As we continue to work together as a country to contain COVID-19 and to ‘flatten the curve’, the restrictions in travel and gathering can make it difficult from a practical perspective to manage the affairs of a company and for company directors to ensure that they are fulfilling their obligations accordingly. The uncertainty regarding when such restrictions will be lifted also means that company officers should now be considering alternative options for holding meetings and where the company constitution does not allow for such alternatives now is the time to put those changes in place. Below are some practical tips that may be of assistance to company officers.
1. Electronic Meetings
Directors’ Meetings
The Companies Act 2014 (the “Act”) provides that, save to the extent that the constitution provides otherwise, directors’ meetings may be held by electronic means (telephonic, video or other electronic means). Physical meetings of directors are most likely an impossibility in the current climate. There are many video applications available that can be availed of to host such meetings, the most popular being Skype or Zoom. Alternatively, the directors’ meeting could be held via teleconference or a combination of video and teleconference.
Location of Directors’ Meetings: Section 161(6)(b) of the Act provides that:
such a meeting shall be deemed to take place—
(i) where the largest group of those participating in the conference is assembled;
(ii) if there is no such group, where the chairperson of the meeting then is;
(iii) if neither subparagraph (i) or (ii) applies, in such location as the meeting itself decides.
Companies should also be cognisant of their tax residency when convening their board meetings. Where a company elects to be Irish tax resident for corporation tax purposes, amongst other requirements, board meetings should be held in Ireland as this is where the central management and control of the company is required to sit.
Annual General Meetings
Irish companies must hold an Annual General Meeting (AGM) once in each year, and not more than 15 months may elapse between AGMs. Where provided for in a company’s constitution, shareholders may participate in an AGM by electronic means. This enables shareholders to participate in the meeting without attending in person and to cast their own vote without having to rely on a proxy.
Dispensing with an AGM: There is the possibility for some companies to dispense with the requirement to have an AGM. Namely, single member companies and new model private company limited by shares (LTD). This is achieved by all members, or in the case of a single-member company by the sole member, approving and executing a written resolution. It should be noted that under the Act, it is not possible to dispense with the requirement to hold an AGM which is due to be held in a future year. The procedure to dispense with the requirement to hold an AGM must be passed every year, if required.
Adjourning an AGM: A company’s constitution will usually allow the company to change the date and location of its AGM, if required. However, for companies that cannot dispense with the requirement to hold an AGM care should be taken when deciding to exercise this option in order to avoid falling foul of the timelines.
2. Written Resolutions
Under section 161 of the Act and provided that the company’s constitution does not provide otherwise, a resolution signed by all the directors entitled to receive notice of a meeting of directors will be as valid as if it had been passed at a directors’ meeting duly convened and held.

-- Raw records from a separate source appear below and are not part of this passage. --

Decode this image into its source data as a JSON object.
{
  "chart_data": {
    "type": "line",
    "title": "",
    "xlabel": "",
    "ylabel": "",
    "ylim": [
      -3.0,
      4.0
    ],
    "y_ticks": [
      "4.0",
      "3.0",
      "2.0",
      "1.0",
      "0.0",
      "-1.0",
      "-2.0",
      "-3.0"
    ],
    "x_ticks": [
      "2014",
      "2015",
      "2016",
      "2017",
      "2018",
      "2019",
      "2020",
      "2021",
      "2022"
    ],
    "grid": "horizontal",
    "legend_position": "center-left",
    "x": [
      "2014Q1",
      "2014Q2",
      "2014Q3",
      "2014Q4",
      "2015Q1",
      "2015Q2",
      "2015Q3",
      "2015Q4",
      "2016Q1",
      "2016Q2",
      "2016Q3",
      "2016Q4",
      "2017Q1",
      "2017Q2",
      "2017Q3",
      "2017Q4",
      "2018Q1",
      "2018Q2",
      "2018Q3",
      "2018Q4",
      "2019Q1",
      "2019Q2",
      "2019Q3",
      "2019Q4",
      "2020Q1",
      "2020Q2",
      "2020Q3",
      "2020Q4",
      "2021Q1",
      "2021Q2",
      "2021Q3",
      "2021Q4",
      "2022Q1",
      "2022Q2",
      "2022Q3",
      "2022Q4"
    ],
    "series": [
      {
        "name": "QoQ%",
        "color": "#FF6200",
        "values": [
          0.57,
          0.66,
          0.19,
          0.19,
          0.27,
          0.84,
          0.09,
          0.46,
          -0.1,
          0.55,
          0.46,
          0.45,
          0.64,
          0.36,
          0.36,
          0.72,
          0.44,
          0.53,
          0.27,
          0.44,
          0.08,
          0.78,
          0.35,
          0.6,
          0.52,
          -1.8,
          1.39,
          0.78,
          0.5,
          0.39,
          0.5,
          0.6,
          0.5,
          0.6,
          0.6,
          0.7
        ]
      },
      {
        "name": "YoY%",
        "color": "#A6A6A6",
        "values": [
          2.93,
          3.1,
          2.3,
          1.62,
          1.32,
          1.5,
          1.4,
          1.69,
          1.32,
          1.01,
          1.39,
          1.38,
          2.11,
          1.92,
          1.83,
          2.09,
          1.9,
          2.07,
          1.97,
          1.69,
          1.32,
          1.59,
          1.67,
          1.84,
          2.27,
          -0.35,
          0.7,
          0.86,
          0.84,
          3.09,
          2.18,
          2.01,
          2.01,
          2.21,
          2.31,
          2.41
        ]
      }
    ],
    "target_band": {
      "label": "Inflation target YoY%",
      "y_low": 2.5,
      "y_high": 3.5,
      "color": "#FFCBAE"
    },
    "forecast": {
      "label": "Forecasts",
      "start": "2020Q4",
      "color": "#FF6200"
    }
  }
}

Similarly, under section 193 of the Act a resolution in writing signed by all the members of a company for the time being entitled to attend and vote on such resolution at a general meeting (or being bodies corporate by their duly appointed representatives) shall be as valid and effective for all purposes as if the resolution had been passed at a general meeting of the company duly convened and held. Also, under section 194 of the Act a majority members resolution can be passed in this way.
Both Directors and members written resolutions can be signed in counterparts, meaning that it’s not necessary that each party sign the same piece paper. This also has the advantage that the resolution can be circulated electronically to each party, but the originals will need to be retained by the company, with the company’s books.
3. Conclusion
The main point for companies is to review the provisions of their constitutions to ensure the company is entitled to avail of the holding of directors meetings and AGMs electronically, and that the constitution does not preclude the company from passing directors or shareholders resolutions in writing.
Our thoughts go out to all of those affected by COVID-19.
Please stay safe.
The content of this article is provided for information purposes only and does not constitute legal or other advice.